Le président de la Mission Locale et la direction ont licencié Guillaume en mai 2025. Ils ont aussi voulu licencier Toyfia. Mais l’inspection du travail a refusé son licenciement faisant le lien entre la procédure de licenciement et l’appartenance syndicale de Toyfia…à la CGT ! Malgré cette décision, il a été longtemps interdit à notre camarade de revenir travailler. Rémunérée pour rester chez elle ! Ce n’est qu’après avoir saisi le Tribunal que Toyfia a pu récupérer son droit à venir travailler.
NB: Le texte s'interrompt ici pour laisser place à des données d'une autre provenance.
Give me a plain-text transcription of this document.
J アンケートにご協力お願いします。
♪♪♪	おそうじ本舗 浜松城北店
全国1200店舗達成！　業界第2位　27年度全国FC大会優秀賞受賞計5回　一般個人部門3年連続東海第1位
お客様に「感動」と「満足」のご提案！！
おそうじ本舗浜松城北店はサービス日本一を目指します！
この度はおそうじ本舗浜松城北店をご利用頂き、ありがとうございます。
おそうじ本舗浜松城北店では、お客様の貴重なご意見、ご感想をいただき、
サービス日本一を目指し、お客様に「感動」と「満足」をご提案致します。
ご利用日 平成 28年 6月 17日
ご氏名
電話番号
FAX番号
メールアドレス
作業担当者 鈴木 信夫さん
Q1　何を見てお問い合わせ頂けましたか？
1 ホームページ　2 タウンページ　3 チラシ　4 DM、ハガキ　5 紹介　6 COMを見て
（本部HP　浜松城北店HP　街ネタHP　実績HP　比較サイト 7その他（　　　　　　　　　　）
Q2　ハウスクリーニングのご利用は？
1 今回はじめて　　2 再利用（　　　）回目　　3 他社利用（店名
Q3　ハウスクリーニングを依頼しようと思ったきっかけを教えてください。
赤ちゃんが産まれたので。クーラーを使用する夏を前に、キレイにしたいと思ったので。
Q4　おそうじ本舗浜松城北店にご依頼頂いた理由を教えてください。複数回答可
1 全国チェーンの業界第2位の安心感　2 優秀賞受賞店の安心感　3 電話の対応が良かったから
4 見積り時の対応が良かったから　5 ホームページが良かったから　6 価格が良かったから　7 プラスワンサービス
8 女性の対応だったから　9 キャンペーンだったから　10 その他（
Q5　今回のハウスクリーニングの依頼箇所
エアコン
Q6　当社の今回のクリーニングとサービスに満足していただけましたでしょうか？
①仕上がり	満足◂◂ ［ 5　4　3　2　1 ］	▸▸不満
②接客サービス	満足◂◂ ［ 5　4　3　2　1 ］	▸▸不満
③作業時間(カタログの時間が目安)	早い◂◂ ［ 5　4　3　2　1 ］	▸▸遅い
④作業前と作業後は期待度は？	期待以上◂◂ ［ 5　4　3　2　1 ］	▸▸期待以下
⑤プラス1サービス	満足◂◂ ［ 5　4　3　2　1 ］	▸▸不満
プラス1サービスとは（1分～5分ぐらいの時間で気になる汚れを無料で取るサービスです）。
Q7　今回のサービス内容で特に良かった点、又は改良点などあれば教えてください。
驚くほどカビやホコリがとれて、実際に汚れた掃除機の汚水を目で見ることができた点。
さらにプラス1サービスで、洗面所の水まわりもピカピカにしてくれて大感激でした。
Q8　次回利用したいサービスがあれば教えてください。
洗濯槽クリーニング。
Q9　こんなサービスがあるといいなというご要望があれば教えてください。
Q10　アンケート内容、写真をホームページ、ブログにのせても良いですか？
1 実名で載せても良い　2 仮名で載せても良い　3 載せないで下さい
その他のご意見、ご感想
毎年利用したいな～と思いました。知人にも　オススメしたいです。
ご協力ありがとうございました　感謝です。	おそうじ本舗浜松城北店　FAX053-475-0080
Mais dans quelles conditions ?!
La direction interdit les élus du CSE de communiquer avec les salariés, leurs collègues !
Les accidents de travail et les arrêts maladie se multiplient.
À la Mission Locale de Mérignac, défendre les salariés et être syndiqué à la CGT exposent à des sanctions. Quand les représentants du personnel CGT agissent, ils sont entravés par l’employeur. Le CSE est empêché de remplir la mission pour laquelle il est élu.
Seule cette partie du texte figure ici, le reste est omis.